IV. EVALUATION PLAN:
Helping Hand’s program of legal assistance will keep track of the number of individuals applying for aid, the type of violations and actions taken, and the outcome of those cases. Helping Hand will also track official reaction to its programs and report on any press coverage. Participants in the Human Rights School and training programs will be asked to fill out questionnaires evaluating the programs. Helping Hand will monitor the development of the NGO sector in Chelyabinsk and the surrounding regions to evaluate the impact of these programs in the form of newly established NGOs, organizations that have managed to increase their level of funding and activity, and increased interest and participation by the public in the activities of NGOs. The effectiveness of the resource center will be evaluated by maintaining records of the organizations that seek consultations or make use of equipment and by monitoring the activities of these organizations for resulting improvements in their work.

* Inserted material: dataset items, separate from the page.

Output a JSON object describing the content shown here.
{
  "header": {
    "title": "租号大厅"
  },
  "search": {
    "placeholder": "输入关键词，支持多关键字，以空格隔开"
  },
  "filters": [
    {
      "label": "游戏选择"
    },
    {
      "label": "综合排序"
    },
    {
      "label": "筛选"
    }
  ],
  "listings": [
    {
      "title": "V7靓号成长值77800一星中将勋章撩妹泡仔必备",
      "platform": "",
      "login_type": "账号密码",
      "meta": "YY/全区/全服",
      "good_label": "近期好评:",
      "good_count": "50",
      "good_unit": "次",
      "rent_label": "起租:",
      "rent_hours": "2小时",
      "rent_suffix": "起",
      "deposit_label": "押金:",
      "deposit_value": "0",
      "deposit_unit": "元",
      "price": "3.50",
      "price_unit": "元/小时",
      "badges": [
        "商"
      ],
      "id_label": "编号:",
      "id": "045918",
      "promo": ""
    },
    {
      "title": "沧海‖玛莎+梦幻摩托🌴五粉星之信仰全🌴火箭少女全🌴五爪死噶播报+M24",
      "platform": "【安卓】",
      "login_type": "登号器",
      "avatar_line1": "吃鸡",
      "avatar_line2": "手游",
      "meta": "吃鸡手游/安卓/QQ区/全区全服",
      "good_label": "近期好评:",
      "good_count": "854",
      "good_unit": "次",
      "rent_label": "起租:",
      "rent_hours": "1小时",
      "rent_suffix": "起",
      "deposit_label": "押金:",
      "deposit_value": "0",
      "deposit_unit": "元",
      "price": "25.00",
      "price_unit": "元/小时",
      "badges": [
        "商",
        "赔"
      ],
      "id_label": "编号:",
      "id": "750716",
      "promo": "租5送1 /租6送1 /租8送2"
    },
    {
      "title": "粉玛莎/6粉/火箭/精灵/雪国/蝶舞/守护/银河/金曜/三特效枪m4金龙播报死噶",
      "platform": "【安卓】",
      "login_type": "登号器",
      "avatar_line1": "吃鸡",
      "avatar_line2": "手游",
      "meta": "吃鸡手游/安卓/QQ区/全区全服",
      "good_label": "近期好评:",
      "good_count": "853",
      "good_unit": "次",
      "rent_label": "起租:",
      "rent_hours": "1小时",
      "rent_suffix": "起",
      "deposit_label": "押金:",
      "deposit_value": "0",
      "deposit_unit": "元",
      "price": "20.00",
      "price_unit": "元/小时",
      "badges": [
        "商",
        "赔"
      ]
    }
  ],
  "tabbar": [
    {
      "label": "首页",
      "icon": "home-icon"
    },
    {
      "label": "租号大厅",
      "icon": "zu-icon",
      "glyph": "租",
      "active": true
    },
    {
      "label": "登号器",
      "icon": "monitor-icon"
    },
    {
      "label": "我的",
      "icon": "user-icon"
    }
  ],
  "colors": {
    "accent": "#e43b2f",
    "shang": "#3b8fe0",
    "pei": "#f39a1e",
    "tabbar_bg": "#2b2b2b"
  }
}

V. ORGANIZATIONAL BACKGROUND:
Helping Hand was founded by Tatiana and Nikolai Schoor, two well-known human rights activists from the closed city of Snezhinsk in Chelyabinsk oblast. In their work as the leaders of the human rights group “Shag Navstrechu” (a former NED recipient) and the ecological defense group “Ekologia,” the Schoors acquired considerable expertise in all aspects of NGO operations, from basic organizational issues to long-term planning, management and fundraising. Helping Hand was registered in January 1999, and over the past five years has carried out a series of projects on NGO and human rights issues. Helping Hand has managed to work successfully with the government of the city of Chelyabinsk and the Chelyabinsk oblast prison system on issues of human rights education. Helping Hand has also expanded its legal aid program to work with inmates and their families in the cities of Ekaterinburg, Magnitogorsk, and Zlatoust, as well as surrounding areas.